When the outside world thinks about Australia,
it generally turns to venerable clichés of innocence – cricket, leaping
marsupials, endless sunshine, no worries. Australian governments actively encourage
this. Witness the recent "G'Day USA" campaign, in which Kylie Minogue
and Nicole Kidman sought to persuade Americans that, unlike the empire's problematic
outposts, a gormless greeting awaited them Down Under. After all, George W Bush
had ordained the previous Australian prime minister, John Howard, "sheriff
of Asia."
That Australia runs its own empire is unmentionable; yet it stretches from
the Aboriginal slums of Sydney to the ancient hinterlands of the continent and
across the Arafura Sea and the South Pacific. When the new prime minister, Kevin
Rudd, apologized to the Aboriginal people on 13 February, he was acknowledging
this. As for the apology itself, the Sydney Morning Herald accurately
described it as a "piece of political wreckage" that "the Rudd
government has moved quickly to clear away... in a way that responds to some
of its own supporters' emotional needs, yet changes nothing. It is a shrewd
maneuver."
Like the conquest of the Native Americans, the decimation of Aboriginal Australia
laid the foundation of Australia's empire. The land was taken and many of its
people were removed and impoverished or wiped out. For their descendants, untouched
by the tsunami of sentimentality that accompanied Rudd's apology, little has
changed. In the Northern Territory's great expanse known as Utopia, people live
without sanitation, running water, rubbish collection, decent housing and decent
health. This is typical. In the community of Mulga Bore, the water fountains
in the Aboriginal school have run dry and the only water left is contaminated.

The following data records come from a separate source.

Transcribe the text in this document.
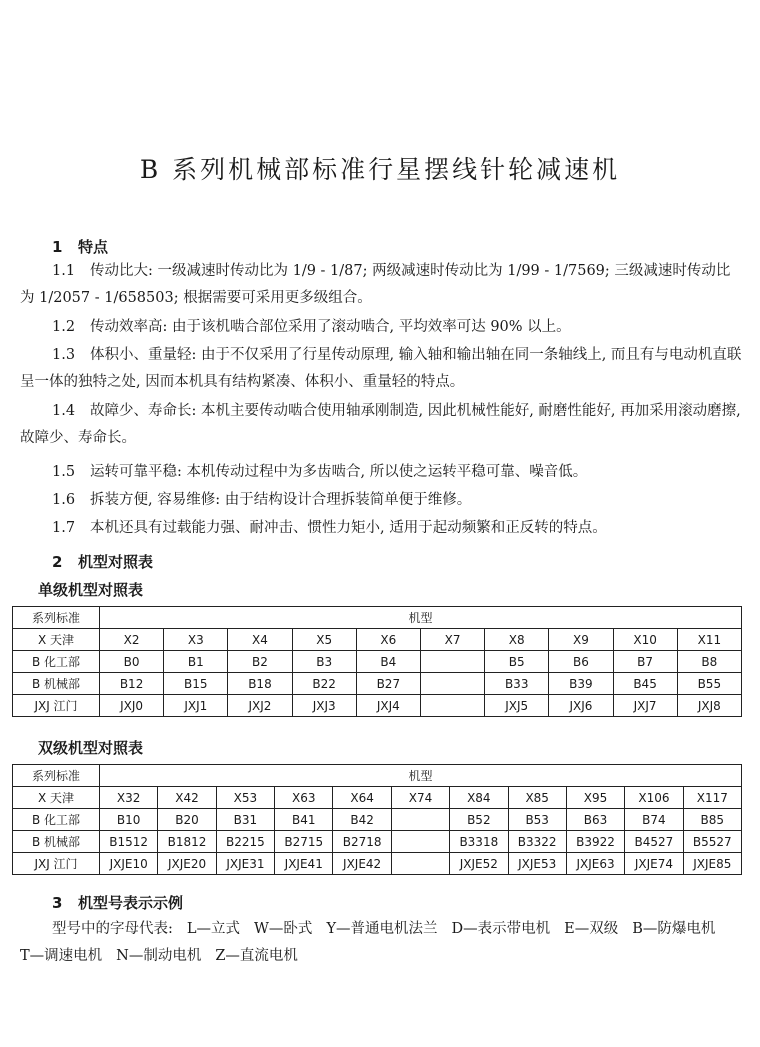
B 系列机械部标准行星摆线针轮减速机
1 特点
1.1 传动比大: 一级减速时传动比为 1/9 - 1/87; 两级减速时传动比为 1/99 - 1/7569; 三级减速时传动比为 1/2057 - 1/658503; 根据需要可采用更多级组合。
1.2 传动效率高: 由于该机啮合部位采用了滚动啮合, 平均效率可达 90% 以上。
1.3 体积小、重量轻: 由于不仅采用了行星传动原理, 输入轴和输出轴在同一条轴线上, 而且有与电动机直联呈一体的独特之处, 因而本机具有结构紧凑、体积小、重量轻的特点。
1.4 故障少、寿命长: 本机主要传动啮合使用轴承刚制造, 因此机械性能好, 耐磨性能好, 再加采用滚动磨擦, 故障少、寿命长。
1.5 运转可靠平稳: 本机传动过程中为多齿啮合, 所以使之运转平稳可靠、噪音低。
1.6 拆装方便, 容易维修: 由于结构设计合理拆装简单便于维修。
1.7 本机还具有过载能力强、耐冲击、惯性力矩小, 适用于起动频繁和正反转的特点。
2 机型对照表
单级机型对照表
系列标准	机型									
X 天津	X2	X3	X4	X5	X6	X7	X8	X9	X10	X11
B 化工部	B0	B1	B2	B3	B4		B5	B6	B7	B8
B 机械部	B12	B15	B18	B22	B27		B33	B39	B45	B55
JXJ 江门	JXJ0	JXJ1	JXJ2	JXJ3	JXJ4		JXJ5	JXJ6	JXJ7	JXJ8
双级机型对照表
系列标准	机型										
X 天津	X32	X42	X53	X63	X64	X74	X84	X85	X95	X106	X117
B 化工部	B10	B20	B31	B41	B42		B52	B53	B63	B74	B85
B 机械部	B1512	B1812	B2215	B2715	B2718		B3318	B3322	B3922	B4527	B5527
JXJ 江门	JXJE10	JXJE20	JXJE31	JXJE41	JXJE42		JXJE52	JXJE53	JXJE63	JXJE74	JXJE85
3 机型号表示示例
型号中的字母代表: L—立式 W—卧式 Y—普通电机法兰 D—表示带电机 E—双级 B—防爆电机T—调速电机 N—制动电机 Z—直流电机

Throughout Aboriginal Australia, epidemics of gastroenteritis and rheumatic
fever are as common as they were in the slums of 19th-century England. Aboriginal
health, says the World Health Organization, lags almost a hundred years behind
that of white Australia. This is the only developed nation on a United Nations
"shame list" of countries that have not eradicated trachoma, an entirely
preventable disease that blinds Aboriginal children. Sri Lanka has beaten the
disease, but not rich Australia. On 25 February, a coroner's inquiry into the
deaths in outback towns of 22 Aboriginal people, some of whom had hanged themselves,
found they were trying to escape their "appalling lives."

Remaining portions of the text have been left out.